ISTANBUL, Turkey — Leaning against the sink in her kitchen, the midday sun hits Medine Gezer’s face at an angle, aging her beyond her 34 years. The shrieks of her three children drift in from another room, mixing with the smell of cooked rice and cumin.
“My mother, she worked in the field every day. But here in the city, what can I do?” says Gezer, a Kurdish woman living on the second floor of a building in Istanbul’s Tarlabasi neighborhood. The structure, which is home to eight families, is of ramshackle construction but immaculate maintenance. Gesturing to the other room, Gezer asks: “Where would I leave my children if I worked? Here I cook, I keep clean, I know my neighbors. My husband goes out, he works for us.”
In most countries with a similar starting point, the number of employed women has gone up significantly since the 1980s. But in Turkey, the number has spiraled downward from 34.3 percent in 1988 to 21.6 percent in 2008. In 2006 there were fewer women participating in the Turkish economy than in any other country in the OECD, or for that matter in Europe and the Central Asian region.
“Turkey is striving to become a more competitive force, competing with China, Russia, India and Brazil on the global market,” said Diego Angel-Urdinola, a senior economist at the World Bank and team leader of the “Female Labor Participation” report jointly prepared by the World Bank and Turkey’s State Planning Organization. “But in the same way that you wouldn’t play football without a full team, countries can’t compete globally if they don’t use the full potential of all their citizens.”
Studies show that increasing the number of women who are actively employed in Turkey would reduce poverty and increase national economic output.
“More and better jobs for women will mean higher incomes and better lives not only for them, but also for their families,” said Ulrich Zachau, World Bank Country Director for Turkey. “If, for example, 6 or 7 percent more of Turkish women start full-time jobs … this will reduce poverty by around 15 percent.”
Urbanization and declining agricultural employment are seen as one cause of the shrinking female workforce in Turkey. Women like Medine Gezer, who have moved away from the family-based environment of rural agriculture, have a hard time adjusting to the working environments typical of urban labor, which often take them away from their homes and families.
Appalling working conditions, low salaries, long working hours and lack of affordable childcare make the situation for urban working women difficult. The demands of family and community often tip the scales toward staying at home.
“Turkey has always been a very conservative place where, with the exception of the very small percent of population that gets a higher education, it’s generally expected that once a woman gets married she stops working or never starts,” explains Jenny White, professor of anthropology at Boston University and author of "Money Makes Us Relatives", a description of women’s labor in urban Turkey in the 1980s. “It’s not just pious poor people that don’t want women to work — across the board there is an expectation that women’s place is behind their husband.”

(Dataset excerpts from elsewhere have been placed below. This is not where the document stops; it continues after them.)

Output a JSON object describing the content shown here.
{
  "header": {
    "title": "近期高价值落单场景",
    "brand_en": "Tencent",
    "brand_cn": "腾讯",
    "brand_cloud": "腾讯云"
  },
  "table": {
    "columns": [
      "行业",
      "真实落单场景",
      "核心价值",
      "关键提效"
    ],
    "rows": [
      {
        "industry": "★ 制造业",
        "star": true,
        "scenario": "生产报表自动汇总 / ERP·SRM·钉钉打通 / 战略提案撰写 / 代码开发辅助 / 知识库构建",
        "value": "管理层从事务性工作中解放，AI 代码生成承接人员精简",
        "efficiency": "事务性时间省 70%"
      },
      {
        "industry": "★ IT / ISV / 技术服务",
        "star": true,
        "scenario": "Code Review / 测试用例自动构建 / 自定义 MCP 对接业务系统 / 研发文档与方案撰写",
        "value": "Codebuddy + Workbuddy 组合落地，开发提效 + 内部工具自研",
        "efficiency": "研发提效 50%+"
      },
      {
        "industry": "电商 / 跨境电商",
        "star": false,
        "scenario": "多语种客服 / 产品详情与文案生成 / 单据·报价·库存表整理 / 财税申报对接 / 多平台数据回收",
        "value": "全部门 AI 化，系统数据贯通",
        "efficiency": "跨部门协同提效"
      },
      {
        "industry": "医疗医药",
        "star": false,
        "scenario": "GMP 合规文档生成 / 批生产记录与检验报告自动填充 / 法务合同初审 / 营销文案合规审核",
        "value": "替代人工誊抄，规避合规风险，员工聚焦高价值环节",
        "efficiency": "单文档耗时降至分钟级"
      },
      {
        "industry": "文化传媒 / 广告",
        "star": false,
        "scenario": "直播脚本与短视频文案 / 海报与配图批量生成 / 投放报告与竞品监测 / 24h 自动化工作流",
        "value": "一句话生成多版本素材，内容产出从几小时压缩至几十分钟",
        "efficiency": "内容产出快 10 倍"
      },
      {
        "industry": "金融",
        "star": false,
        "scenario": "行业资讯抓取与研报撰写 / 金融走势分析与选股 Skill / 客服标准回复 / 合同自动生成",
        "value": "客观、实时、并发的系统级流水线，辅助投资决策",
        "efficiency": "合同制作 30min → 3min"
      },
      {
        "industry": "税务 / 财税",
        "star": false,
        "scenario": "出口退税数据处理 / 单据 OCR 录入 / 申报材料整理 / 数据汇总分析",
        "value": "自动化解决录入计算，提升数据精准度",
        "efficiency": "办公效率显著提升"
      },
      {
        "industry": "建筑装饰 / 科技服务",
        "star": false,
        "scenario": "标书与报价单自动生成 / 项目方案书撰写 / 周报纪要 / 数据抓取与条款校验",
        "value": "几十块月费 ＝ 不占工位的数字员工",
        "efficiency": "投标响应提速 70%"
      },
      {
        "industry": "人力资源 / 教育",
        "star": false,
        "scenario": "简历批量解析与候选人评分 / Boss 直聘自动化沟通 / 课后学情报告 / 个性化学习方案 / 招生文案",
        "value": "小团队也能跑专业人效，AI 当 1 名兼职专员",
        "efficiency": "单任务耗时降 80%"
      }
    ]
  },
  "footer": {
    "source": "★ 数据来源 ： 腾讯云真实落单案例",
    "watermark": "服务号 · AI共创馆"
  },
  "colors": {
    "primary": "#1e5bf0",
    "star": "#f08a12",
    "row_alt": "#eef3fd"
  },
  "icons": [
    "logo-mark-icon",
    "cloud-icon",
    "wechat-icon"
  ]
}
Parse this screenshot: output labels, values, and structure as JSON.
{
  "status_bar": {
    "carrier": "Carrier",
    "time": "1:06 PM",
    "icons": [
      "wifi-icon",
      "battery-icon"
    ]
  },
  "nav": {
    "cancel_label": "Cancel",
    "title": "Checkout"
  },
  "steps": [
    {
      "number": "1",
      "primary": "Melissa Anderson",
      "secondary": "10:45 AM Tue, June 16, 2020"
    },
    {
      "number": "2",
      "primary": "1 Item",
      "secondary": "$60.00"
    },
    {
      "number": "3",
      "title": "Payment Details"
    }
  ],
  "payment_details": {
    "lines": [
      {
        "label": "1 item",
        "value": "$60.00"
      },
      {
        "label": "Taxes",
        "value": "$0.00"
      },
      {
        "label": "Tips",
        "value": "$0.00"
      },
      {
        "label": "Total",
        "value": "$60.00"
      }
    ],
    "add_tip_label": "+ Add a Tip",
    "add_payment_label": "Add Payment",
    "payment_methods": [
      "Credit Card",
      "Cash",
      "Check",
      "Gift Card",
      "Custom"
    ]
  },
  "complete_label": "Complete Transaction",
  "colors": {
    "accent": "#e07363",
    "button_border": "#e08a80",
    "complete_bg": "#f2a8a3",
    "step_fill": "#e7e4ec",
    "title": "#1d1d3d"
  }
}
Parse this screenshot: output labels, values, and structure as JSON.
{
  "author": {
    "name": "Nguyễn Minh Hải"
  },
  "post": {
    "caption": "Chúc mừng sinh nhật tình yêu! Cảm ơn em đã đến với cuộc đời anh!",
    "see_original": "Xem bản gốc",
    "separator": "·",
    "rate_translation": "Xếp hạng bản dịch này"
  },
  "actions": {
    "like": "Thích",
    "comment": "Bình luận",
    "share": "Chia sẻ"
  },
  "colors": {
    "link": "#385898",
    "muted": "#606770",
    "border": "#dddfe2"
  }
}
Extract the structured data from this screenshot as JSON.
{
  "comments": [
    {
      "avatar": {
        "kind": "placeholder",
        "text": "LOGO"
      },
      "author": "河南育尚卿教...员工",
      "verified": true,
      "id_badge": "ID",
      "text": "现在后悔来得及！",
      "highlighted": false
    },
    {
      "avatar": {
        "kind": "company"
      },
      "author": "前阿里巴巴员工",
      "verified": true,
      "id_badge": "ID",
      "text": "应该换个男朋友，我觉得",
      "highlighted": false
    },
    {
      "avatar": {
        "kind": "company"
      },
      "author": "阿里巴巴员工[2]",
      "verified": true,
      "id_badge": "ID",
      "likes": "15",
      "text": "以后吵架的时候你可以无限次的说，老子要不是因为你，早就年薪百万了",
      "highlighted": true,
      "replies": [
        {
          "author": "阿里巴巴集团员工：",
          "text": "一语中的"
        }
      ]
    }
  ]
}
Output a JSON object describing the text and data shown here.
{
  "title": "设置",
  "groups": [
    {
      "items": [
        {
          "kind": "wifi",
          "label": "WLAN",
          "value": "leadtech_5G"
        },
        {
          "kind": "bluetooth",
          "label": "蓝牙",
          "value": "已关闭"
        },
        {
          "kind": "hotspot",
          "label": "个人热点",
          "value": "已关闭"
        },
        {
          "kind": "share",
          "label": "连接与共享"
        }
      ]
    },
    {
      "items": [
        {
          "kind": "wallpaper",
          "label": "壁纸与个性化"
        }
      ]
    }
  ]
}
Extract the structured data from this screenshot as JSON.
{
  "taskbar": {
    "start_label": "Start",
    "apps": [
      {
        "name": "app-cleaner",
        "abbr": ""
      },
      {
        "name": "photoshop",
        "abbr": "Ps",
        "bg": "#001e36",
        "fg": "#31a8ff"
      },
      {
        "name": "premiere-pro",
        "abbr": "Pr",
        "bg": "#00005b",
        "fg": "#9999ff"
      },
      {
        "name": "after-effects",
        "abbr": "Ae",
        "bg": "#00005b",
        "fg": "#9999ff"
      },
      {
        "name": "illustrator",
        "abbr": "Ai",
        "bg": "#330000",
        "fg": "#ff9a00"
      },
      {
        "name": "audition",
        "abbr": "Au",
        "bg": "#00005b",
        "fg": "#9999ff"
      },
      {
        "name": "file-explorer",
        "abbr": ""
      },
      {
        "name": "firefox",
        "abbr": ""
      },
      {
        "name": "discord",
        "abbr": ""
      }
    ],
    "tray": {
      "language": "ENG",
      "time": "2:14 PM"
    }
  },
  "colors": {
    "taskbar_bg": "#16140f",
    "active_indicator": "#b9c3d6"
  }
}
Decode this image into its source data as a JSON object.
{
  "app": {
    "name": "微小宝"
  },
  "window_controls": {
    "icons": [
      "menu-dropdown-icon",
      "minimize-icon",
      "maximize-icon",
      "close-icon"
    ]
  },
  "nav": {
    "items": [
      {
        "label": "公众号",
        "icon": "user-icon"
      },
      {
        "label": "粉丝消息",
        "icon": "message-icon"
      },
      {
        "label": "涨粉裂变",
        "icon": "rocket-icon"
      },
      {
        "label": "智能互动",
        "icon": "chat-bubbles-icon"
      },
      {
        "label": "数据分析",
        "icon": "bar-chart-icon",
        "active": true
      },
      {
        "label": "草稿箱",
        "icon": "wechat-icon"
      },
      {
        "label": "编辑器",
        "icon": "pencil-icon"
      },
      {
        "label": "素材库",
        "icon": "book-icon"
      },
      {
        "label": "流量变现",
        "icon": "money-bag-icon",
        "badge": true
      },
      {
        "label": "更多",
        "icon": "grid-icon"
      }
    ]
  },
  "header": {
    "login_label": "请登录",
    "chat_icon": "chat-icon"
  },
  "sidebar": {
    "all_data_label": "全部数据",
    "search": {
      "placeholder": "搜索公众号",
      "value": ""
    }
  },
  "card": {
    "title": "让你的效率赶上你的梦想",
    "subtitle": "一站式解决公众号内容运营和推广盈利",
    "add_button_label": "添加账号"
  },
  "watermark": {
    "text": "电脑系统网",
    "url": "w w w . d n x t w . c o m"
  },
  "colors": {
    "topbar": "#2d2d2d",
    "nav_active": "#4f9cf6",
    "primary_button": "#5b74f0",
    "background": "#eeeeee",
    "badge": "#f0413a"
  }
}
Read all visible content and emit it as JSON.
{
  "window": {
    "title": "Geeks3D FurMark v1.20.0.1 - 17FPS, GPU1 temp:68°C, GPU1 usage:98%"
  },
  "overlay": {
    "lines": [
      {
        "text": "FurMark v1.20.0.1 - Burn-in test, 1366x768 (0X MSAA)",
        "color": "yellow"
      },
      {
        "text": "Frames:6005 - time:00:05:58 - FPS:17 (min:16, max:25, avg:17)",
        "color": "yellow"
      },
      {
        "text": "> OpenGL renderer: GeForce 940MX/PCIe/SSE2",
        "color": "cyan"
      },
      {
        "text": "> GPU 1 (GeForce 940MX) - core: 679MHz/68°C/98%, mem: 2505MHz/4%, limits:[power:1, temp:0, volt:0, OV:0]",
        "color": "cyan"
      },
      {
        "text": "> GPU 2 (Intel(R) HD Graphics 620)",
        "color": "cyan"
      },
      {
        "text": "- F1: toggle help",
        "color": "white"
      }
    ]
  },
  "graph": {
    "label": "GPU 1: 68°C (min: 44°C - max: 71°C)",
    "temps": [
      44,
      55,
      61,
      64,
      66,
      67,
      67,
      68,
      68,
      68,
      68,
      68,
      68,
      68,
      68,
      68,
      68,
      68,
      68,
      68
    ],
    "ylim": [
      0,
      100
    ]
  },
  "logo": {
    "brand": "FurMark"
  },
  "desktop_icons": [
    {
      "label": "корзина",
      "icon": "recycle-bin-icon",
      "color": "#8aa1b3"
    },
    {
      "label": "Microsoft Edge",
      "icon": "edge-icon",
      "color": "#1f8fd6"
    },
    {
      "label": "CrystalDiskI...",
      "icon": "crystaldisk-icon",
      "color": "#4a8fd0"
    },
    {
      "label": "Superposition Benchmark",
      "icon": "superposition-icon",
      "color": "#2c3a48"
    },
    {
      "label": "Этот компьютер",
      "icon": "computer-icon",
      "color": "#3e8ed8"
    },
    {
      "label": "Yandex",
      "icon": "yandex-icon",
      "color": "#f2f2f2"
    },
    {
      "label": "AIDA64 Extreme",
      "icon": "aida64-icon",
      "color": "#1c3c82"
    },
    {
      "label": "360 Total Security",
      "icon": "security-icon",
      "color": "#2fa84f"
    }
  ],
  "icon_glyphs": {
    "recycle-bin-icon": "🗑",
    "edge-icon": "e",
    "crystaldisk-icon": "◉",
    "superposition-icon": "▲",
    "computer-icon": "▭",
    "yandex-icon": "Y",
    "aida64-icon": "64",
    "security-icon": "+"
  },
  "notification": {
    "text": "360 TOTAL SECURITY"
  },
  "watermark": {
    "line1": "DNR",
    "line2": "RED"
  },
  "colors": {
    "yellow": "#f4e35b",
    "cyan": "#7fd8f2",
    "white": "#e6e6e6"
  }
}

Sengul Akin, a gruff shopkeeper in Fatih, one of Istanbul’s most notoriously conservative neighborhoods, argues that many of his friends encourage their wives to stay at home not only for religious reasons but to keep them safe from exploitation and abuse.
“I don’t think women should just stay home all the time,” he says. “But without a degree, what jobs can they do? They must travel far, and the conditions are not safe.”
The “Female Labor Participation” report argues that the Turkish government can encourage more women to work by removing barriers to businesses hiring women, increasing female education levels and making it easier for women to get out of the home and seek employment.
Some progress is already being made on these fronts. The government recently introduced a program that subsidizes employers’ social security contributions for newly hired women for up to five years. There has also been discussion of several programs aimed at helping lessen the burden of childcare for working women, including community programs that provide safe and affordable childcare and early childhood education programs.
Still, some argue that not enough is being done, and that which is being done only addresses a small part of the problem.
“There is a pervasive mindset that believes that women who live in a traditional fashion and cover their heads also cover their brains. These women can be trained to work with computers. Microloans are another excellent idea,” says White. “The trick is to allow women a degree of autonomy, the mistake is to require them to leave their home in order to work.”
While progress can certainly be made, university students are currently banned from wearing headscarves under Turkey’s strictly secularist laws, which decree that religious clothing cannot be worn in public places — creating an effective bottleneck to the aspirations of many conservative Turkish women.
“If you cover your head here, you cannot go to university. And if you can’t go to university, why go to high school?” says Gezer. “I would like to work for my children, but for me it is impossible.”